A Waymo self-driving robotaxi reportedly struck a child near an elementary school in Santa Monica, California, last Friday morning, sparking yet another federal safety investigation and public scrutiny over the readiness of driverless cars in complex real-world scenarios. The company says it voluntarily reported the incident to the NHTSA (National Highway Traffic Safety Administration).
The incident unfolded on January 23, 2026, during the chaotic swirl of school drop-off traffic near Grant Elementary School. According to initial reports and a blog post published by Waymo this week, the child suddenly darted into the street from behind a double-parked SUV, directly into the path of the silent, driverless vehicle.
While the headlines have been about Waymo hitting the child, the incident could have ended tragically had the robotaxi’s onboard sensors failed to detect the child and braked hard, dropping from roughly 17 mph to an impressive 6 mph before “contact was made,” as Waymo described it.

“To put this in perspective,” Waymo wrote on its website, “our peer-reviewed model shows that a fully attentive human driver in this same situation would have made contact with the pedestrian at approximately 14 mph. This significant reduction in impact speed and severity is a demonstration of the material safety benefit of the Waymo Driver.”
Consequently, the child stood up immediately and walked to the sidewalk under their own power — an outcome that might seem impossible in any collision involving a child and a vehicle, autonomous or not. Waymo says it immediately called 911 and the vehicle remained at the scene, pulled to the side of the road until law enforcement arrived.
NHTSA Opens Safety Probe
Despite the fortunate escape from serious injury, the NHTSA announced it has opened a preliminary investigation into the incident. The agency’s Office of Defects Investigation is examining whether the Waymo system “exercised appropriate caution” given the vehicle’s proximity to the elementary school during one of the busiest pedestrian periods of the day.

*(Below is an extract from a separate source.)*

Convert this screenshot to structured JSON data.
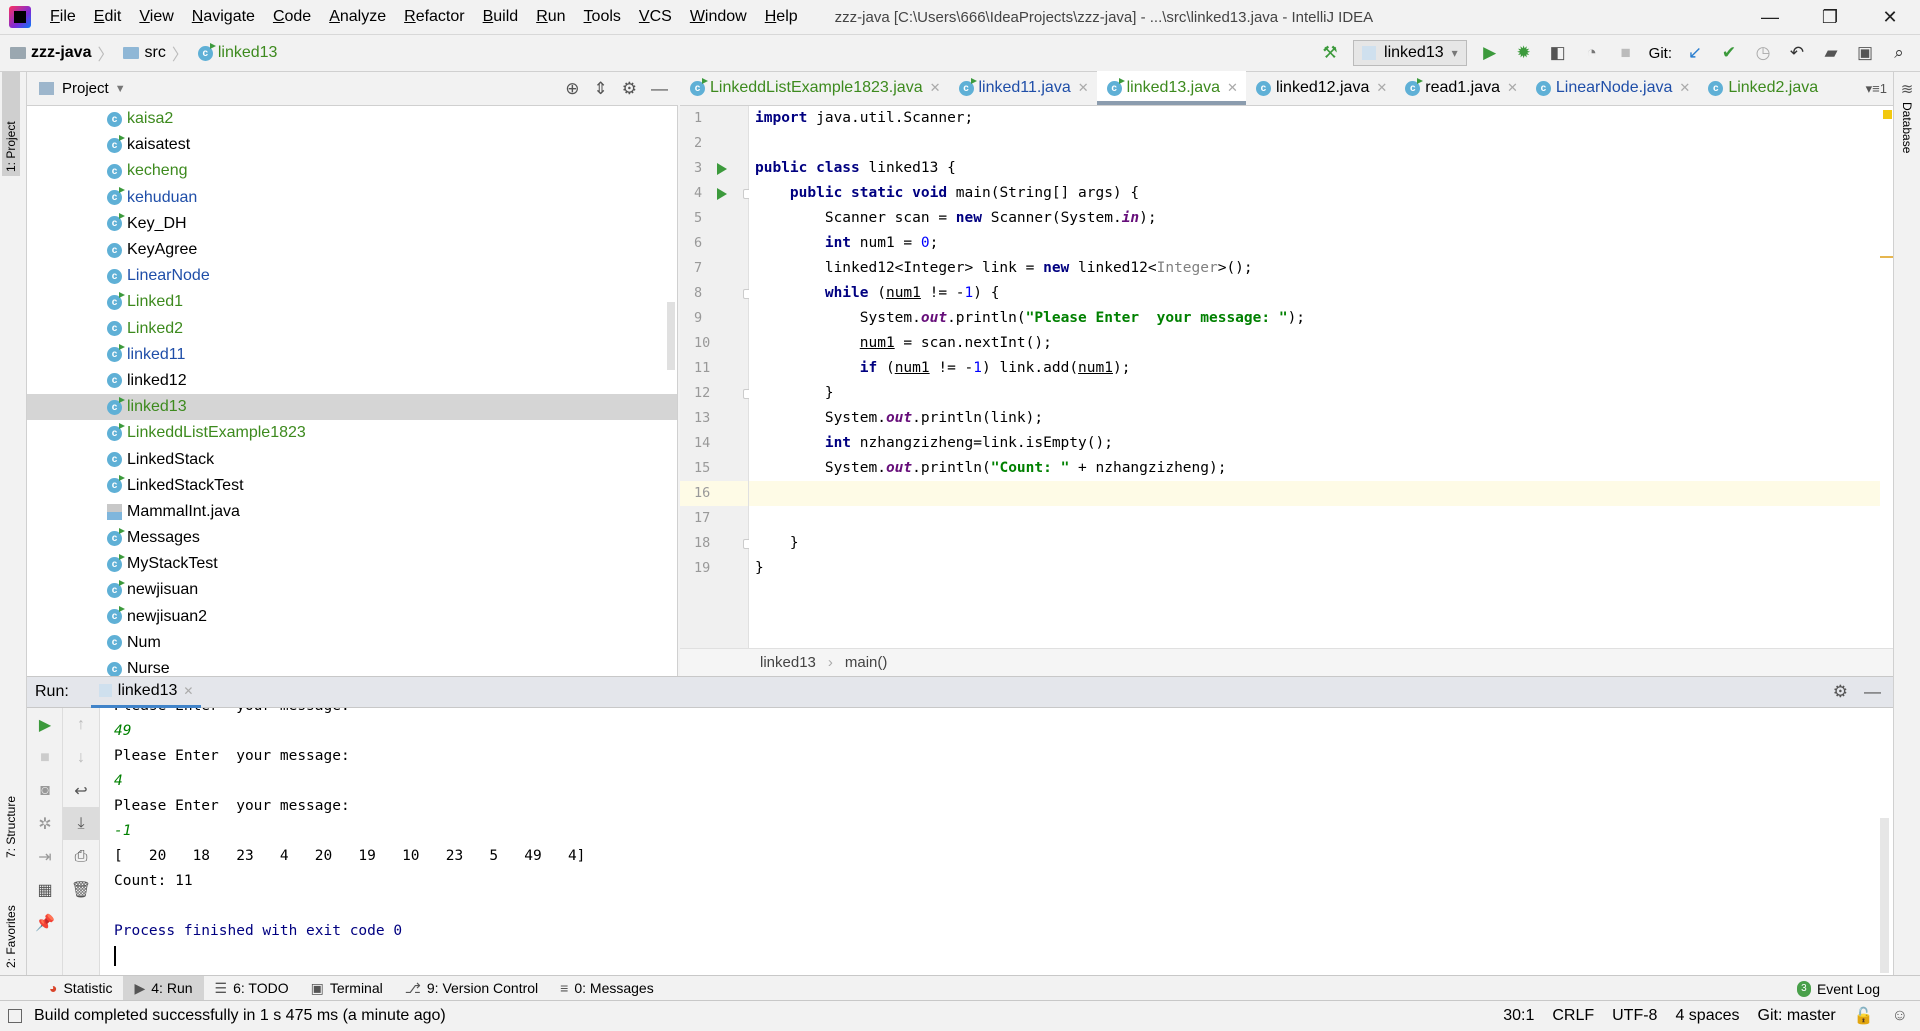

The agency’s decision to probe the incident regardless of the vehicle’s performance at the scene and the company’s conduct after the fact may have been prompted by an ongoing investigation into reports that Waymo robotaxis keep ignoring school bus stop laws despite an earlier software recall to fix the problem.
Officials are expected to review a constellation of questions: was the robotaxi operating at a safe speed for a school zone? Did its detection and braking systems perform as intended? And perhaps most importantly, how should autonomous systems be tuned to anticipate the unpredictable behavior of children near schools?
While federal investigators don’t yet know all the answers, the stakes couldn’t be higher. Waymo’s robotaxis operate without a human safety driver inside, and that fact tend to amplify both the promise and peril of fully autonomous travel.
Waymo’s Defense and the Human Driver Comparison
In its statement, Waymo sought to frame the collision as a performance test passed rather than a failure. Citing its own internal data and modeling, the company claimed that even a fully attentive human driver in the same scenario likely would have hit the child at around 14 mph, a speed that could easily translate into far greater injury.

Waymo’s system, by contrast, reduced that impact speed significantly, which the company said demonstrates the material safety benefit of its autonomous technology.
“The event occurred when the pedestrian suddenly entered the roadway from behind a tall SUV,” Waymo explained in the statement, “moving directly into our vehicle’s path. Our technology immediately detected the individual as soon as they began to emerge from behind the stopped vehicle. The Waymo Driver braked hard, reducing speed from approximately 17 mph to under 6 mph before contact was made.”
Based on this information and the evidence-based Waymo-human comparison, auto enthusiasts are likely to find the AV’s performance satisfactory. It highlights one of the core arguments in favor of autonomy — reaction times and sensor awareness that exceed what most human drivers could achieve, especially in dense, unpredictable environments like school zones.
But critics argue that models and simulations don’t always capture the full nuance of real streets that split-second decisions and subtle context matter enormously.
Rising Scrutiny of Waymo
Waymo seems to be a target of regulators recently, which seems to have been exacerbated since the vehicles were left confused and grounded following the PG&E power outage that plunged San Francisco into a darkness that disrupted traffic lights last December.
Just this month, the National Transportation Safety Board (NTSB) opened its own investigation into reports that Waymo robotaxis illegally passed stopped school buses in Austin, Texas. The report understandably alarmed school officials and safety regulators.
In late 2025, Waymo also issued a recall for thousands of vehicles to address software issues, underscoring both the scale of its deployment and the technical complexity of life-critical systems on public roads.